BETHESDA, MD -  Fried Chicken and Waffles (Amish Chicken, Strawberry Rhubarb Compote, Kate and Pecan Syrup) at Barrel + Crow restaurant photographed in Bethesda, MD. (Photo by Deb Lindsey For The Washington Post via Getty Images).
Food - Drink
What Makes Amish Soul Food Unique?
You may have heard of Amish butter or visited an Amish bakery selling flavorful cakes, brownies, pies, preserves, and bread, but you’re probably not familiar with Amish soul food. Although it may sound strange, when southern African Americans moved north, they discovered their soul food had a lot in common with Amish cooking, and a delicious fusion cuisine was born.
Amish Soul Food?
Not only were soul food dishes like cobblers, pies, and cornbread adaptable to Amish cooking, the two cuisines shared staple ingredients like cornmeal and pickled relish. Moreover, the Amish found that their dishes and techniques — like balancing sweet and sour —naturally complimented soul food.
During the Great Migration, African Americans moving out of the South brought soul food north, and those who settled in Chester County, Pennsylvania, found a kindred cuisine with their new Amish neighbors.
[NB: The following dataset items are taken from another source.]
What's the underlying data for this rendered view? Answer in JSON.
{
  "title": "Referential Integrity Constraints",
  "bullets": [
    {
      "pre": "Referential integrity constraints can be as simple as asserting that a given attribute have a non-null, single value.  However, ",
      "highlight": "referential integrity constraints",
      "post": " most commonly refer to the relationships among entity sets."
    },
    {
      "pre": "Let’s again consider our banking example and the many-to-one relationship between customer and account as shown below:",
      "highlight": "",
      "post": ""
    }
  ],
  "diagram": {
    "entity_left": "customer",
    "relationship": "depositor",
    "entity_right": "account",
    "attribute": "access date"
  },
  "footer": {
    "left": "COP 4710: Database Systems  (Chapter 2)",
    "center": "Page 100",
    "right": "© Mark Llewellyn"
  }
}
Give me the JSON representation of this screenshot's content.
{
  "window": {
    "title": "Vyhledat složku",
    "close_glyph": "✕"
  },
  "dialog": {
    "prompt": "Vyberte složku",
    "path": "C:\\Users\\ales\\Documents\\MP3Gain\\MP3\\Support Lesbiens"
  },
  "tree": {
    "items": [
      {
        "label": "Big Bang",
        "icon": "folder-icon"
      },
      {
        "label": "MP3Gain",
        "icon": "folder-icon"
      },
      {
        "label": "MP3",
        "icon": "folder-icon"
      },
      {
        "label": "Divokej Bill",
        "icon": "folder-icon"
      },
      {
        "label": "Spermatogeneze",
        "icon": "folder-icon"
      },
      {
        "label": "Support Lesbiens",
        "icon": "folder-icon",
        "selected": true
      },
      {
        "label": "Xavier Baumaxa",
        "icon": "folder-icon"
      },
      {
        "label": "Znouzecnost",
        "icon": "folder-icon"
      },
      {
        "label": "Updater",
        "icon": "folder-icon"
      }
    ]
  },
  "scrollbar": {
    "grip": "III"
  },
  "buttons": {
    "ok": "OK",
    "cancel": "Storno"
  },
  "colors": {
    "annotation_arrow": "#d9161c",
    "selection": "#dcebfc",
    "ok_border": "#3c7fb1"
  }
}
Over generations, the cooking of Chester County evolved into what is now known as Amish soul food.
Chef Chris Scott, who grew up in Chester County, actually coined the term "Amish soul food," and the interesting thing Scott points out is that the Amish don't actually eat Amish soul food. Instead, the food is a way for them to honor the evolving cuisine of Chester County and simultaneously honor their neighbors’ heritage.
Part of the reason the two cuisines easily meld is that the two cultures share similar culinary practices such as being resourceful, sharing food, and keeping gardens. The biggest difference is the Amish's technique of balancing sweet and sour, like their fried chicken which is brined in lemonade rather than sweet tea.